A proposta de lei do Governo para tornar obrigatória a utilização da aplicação Stayaway Covid não tem qualquer eficácia e é de “duvidosa constitucionalidade”. É a opinião de Luís Marques Guedes, presidente da comissão parlamentar de Assuntos Constitucionais, que, em declarações à Renascença arrasa a proposta entregue no Parlamento na quarta-feira à noite.
Marques Guedes começa por separar os dois pontos da proposta. Em primeiro lugar, a questão de obrigatoriedade do uso de máscara, mesmo no espaço público. “Não só faz sentido como tem todas as condições de exequibilidade. Portanto, se for aprovado na lei, como espero e acho, do ponto de vista pessoal, já tarda, nessa parte a lei faz todo o sentido e é fácil a fiscalização por parte das autoridades”, diz Marques Guedes.
De acordo com a proposta de lei, a fiscalização das medidas propostas compete à Guarda Nacional Republicana, à Polícia de Segurança Pública, à Polícia Marítima e às polícias municipais.
Já a fiscalização do uso da aplicação, que a proposta remete para as mesmas autoridades, é de “duvidosa constitucionalidade”.
Mas, ainda antes de se colocar a questão da fiscalização, Marques Guedes coloca a questão da eficácia da lei. “Para ter qualquer condição de eficácia seria necessário que houvesse uma obrigação legal, que não faz sentido nenhum, de as pessoas andarem com telemóvel. Mesmo as pessoas que têm telemóvel podem não andar com telemóvel, podem deixá-lo em casa. Não há nenhuma obrigação legal para que ande no dia a dia com telemóvel”, afirma o deputado do PSD e ex-ministro.

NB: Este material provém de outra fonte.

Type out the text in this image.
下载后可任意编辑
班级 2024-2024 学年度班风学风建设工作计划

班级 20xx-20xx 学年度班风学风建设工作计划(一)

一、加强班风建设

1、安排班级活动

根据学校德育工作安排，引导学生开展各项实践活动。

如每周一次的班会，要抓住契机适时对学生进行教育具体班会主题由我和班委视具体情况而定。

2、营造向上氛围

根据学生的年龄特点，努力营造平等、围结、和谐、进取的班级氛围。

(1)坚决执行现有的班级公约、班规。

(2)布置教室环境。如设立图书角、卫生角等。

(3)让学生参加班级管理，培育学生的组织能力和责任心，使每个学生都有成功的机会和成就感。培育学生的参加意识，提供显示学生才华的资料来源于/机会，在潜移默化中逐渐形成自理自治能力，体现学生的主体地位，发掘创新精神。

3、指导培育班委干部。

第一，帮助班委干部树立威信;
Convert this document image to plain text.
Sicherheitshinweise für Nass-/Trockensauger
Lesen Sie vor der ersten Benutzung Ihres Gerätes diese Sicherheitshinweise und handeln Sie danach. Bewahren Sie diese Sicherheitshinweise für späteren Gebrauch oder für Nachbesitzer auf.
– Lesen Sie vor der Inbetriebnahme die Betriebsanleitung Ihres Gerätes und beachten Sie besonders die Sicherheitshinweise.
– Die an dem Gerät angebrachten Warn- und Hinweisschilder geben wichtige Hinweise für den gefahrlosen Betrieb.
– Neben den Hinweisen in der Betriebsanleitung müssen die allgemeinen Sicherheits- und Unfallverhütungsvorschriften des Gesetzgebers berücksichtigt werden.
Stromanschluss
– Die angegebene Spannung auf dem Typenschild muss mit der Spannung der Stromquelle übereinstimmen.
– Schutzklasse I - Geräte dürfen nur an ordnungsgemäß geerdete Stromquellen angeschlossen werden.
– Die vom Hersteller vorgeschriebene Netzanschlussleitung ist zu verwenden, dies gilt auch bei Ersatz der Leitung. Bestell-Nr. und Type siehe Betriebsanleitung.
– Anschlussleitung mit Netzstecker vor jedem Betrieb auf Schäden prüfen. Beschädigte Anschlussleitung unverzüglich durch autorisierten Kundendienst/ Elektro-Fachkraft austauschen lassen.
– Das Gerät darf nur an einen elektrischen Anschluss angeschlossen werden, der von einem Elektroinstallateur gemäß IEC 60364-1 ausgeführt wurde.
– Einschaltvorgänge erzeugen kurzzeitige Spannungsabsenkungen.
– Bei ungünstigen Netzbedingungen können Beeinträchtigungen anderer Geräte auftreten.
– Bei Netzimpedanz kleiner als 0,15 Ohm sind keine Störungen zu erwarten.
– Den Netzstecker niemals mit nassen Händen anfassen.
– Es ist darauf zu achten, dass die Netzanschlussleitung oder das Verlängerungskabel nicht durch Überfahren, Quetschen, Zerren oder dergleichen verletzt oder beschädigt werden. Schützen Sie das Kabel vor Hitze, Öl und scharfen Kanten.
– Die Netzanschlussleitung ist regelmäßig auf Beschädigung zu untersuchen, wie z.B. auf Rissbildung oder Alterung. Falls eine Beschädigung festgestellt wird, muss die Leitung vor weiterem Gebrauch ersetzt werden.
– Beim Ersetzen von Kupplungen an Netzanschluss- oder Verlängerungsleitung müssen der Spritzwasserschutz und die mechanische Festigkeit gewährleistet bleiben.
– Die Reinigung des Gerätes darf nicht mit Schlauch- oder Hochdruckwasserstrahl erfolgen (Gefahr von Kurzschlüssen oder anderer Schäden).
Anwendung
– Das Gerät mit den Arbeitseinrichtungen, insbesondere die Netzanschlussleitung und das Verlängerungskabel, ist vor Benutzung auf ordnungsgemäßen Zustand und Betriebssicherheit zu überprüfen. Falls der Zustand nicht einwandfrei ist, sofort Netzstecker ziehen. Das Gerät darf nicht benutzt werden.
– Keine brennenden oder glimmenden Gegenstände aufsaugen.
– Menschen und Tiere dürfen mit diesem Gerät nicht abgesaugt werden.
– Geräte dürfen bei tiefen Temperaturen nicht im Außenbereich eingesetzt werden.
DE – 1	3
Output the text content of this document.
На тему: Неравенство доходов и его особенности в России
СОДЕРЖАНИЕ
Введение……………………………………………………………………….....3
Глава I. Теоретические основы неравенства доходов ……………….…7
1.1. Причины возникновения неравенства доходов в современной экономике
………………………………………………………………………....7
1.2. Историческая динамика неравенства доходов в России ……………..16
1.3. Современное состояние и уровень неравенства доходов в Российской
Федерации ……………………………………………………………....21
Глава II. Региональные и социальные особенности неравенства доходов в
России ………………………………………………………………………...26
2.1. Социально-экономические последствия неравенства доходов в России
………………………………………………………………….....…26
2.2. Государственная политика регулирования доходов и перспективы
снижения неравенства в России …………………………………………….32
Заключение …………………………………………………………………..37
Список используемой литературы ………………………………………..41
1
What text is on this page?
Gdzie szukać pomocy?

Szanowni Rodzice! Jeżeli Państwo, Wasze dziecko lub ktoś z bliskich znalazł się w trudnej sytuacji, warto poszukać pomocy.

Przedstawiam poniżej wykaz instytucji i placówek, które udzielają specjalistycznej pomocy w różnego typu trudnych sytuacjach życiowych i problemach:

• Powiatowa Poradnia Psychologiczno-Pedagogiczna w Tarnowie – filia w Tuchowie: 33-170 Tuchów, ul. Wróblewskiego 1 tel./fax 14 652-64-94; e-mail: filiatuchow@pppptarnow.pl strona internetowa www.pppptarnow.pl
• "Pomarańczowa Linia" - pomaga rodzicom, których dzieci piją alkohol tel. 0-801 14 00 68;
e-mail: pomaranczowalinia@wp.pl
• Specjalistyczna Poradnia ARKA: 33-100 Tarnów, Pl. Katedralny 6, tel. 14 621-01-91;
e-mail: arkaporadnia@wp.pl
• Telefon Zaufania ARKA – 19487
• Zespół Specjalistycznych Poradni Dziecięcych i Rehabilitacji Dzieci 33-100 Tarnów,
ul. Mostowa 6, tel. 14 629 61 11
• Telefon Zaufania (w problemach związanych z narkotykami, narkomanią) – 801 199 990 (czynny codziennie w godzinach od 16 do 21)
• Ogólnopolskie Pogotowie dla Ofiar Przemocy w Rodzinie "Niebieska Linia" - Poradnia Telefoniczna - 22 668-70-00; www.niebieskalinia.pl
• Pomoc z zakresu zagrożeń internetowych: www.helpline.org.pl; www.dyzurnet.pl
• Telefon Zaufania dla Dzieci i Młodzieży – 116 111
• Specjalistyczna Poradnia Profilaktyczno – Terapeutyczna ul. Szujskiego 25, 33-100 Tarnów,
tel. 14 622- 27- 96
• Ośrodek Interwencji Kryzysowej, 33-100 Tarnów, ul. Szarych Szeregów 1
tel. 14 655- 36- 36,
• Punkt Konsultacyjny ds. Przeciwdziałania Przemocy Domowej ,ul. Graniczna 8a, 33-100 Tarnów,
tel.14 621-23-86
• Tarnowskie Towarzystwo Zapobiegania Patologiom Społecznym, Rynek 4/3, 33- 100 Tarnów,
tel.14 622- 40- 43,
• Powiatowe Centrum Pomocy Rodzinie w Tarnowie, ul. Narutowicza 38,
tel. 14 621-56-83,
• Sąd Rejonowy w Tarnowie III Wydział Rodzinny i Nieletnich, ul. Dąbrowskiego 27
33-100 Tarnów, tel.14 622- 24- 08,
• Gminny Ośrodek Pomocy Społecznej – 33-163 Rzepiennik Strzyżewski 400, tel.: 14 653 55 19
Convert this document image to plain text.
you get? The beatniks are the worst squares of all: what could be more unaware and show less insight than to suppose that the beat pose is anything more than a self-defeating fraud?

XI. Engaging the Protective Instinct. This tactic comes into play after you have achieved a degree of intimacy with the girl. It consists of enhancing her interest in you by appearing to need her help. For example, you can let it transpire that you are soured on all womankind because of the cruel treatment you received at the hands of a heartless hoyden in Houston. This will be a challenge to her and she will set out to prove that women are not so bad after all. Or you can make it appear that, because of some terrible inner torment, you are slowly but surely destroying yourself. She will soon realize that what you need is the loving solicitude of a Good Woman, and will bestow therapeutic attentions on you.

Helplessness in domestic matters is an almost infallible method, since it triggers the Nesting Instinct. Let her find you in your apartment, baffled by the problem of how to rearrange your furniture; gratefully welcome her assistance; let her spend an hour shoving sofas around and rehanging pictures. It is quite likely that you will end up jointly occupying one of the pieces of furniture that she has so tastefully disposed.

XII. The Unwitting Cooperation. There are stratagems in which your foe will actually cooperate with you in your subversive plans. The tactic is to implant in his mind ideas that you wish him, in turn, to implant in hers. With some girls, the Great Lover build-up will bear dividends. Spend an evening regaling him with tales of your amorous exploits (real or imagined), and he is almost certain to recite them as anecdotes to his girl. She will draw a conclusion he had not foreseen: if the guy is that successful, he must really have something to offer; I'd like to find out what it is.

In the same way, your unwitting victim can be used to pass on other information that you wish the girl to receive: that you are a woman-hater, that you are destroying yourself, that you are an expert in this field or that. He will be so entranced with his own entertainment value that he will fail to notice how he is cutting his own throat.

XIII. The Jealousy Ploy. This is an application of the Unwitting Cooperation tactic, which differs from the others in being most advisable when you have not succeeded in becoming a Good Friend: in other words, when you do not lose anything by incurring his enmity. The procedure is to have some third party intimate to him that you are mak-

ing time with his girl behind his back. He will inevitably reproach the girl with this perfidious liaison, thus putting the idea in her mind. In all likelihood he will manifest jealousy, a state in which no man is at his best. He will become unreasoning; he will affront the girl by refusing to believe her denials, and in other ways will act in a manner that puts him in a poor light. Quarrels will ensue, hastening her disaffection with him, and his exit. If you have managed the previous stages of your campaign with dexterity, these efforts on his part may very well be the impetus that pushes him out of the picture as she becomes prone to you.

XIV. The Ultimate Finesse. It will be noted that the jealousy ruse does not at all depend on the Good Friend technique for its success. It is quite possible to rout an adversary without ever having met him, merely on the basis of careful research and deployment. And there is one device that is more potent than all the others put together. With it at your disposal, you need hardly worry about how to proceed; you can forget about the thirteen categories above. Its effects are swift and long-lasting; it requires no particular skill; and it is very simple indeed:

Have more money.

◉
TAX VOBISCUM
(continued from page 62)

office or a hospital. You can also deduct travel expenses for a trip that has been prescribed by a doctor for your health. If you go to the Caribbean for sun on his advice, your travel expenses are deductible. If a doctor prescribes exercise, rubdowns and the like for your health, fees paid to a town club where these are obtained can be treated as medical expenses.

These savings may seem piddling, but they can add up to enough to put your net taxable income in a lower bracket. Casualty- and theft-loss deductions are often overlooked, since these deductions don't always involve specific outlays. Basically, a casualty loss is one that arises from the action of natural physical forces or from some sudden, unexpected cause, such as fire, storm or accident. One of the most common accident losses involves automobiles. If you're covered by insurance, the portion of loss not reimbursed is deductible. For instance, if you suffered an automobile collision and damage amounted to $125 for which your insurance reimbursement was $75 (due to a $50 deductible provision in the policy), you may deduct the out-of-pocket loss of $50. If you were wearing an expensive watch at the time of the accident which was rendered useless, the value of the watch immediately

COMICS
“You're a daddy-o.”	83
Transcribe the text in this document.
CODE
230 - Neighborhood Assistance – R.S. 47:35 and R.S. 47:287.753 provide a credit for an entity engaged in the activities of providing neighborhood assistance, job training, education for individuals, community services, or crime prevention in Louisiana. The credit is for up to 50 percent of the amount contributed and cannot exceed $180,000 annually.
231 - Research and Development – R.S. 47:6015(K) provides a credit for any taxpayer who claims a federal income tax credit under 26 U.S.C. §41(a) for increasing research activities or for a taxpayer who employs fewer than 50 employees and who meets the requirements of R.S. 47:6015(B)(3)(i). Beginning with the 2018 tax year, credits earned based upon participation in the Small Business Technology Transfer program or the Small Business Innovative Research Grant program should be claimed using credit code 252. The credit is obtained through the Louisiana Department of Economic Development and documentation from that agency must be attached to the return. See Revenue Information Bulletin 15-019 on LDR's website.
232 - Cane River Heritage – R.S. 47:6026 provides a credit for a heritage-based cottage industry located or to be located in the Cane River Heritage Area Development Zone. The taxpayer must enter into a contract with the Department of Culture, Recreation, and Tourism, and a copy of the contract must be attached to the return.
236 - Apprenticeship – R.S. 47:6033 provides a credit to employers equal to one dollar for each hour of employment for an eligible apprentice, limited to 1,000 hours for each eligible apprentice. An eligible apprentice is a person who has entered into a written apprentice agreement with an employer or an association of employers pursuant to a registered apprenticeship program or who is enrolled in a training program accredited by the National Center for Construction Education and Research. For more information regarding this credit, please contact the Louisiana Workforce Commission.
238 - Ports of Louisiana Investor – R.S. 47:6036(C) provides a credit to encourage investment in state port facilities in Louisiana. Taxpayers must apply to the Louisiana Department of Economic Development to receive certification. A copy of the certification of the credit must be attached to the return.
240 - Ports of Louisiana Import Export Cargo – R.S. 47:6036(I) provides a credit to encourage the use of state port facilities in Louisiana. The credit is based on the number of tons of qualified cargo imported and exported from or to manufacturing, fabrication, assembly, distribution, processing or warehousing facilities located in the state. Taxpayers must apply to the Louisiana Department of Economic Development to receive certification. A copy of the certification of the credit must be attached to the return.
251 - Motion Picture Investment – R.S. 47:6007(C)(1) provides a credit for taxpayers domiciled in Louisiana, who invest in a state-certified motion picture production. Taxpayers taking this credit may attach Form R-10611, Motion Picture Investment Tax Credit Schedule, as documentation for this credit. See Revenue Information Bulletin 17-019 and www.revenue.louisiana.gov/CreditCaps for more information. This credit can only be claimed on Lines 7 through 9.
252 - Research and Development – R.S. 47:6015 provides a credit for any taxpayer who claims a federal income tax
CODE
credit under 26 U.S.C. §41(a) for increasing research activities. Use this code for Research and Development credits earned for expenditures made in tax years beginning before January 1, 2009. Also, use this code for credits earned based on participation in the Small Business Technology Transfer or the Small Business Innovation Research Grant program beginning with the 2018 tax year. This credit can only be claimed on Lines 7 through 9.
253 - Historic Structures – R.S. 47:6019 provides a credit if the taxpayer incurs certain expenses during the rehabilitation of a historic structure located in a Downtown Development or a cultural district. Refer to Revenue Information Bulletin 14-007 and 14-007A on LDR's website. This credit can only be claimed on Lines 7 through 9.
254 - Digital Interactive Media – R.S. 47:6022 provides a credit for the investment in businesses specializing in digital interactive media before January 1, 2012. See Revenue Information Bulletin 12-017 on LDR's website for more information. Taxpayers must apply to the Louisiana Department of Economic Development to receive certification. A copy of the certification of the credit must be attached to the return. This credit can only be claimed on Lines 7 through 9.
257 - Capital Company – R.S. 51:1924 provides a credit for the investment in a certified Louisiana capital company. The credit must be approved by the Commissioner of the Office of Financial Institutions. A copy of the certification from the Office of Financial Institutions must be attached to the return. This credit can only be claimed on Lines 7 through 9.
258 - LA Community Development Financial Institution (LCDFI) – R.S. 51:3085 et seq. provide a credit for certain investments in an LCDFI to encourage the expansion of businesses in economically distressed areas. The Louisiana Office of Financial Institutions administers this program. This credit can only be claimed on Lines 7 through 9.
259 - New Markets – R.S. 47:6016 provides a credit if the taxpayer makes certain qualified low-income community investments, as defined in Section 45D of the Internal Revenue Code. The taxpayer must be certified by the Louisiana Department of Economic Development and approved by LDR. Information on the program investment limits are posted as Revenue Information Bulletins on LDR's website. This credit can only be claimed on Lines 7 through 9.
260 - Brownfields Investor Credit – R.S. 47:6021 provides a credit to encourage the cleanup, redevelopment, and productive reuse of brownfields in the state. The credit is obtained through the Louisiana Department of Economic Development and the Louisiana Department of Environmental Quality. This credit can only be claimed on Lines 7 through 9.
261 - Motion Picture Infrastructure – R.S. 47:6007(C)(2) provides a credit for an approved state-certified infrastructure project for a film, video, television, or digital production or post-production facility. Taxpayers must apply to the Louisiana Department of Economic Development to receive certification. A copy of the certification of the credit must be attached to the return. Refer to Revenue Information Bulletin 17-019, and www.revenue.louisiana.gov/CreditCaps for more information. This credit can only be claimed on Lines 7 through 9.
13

“Para obrigar as pessoas a andar com telemóvel, o Estado tinha de fornecer um telemóvel a cada cidadão, o que é completamente impraticável”, acrescenta Marques Guedes, que também realça que o Governo não propõe que o uso da aplicação seja obrigatório em espaços públicos, o que também reduz qualquer eficácia que a medida poderia ter.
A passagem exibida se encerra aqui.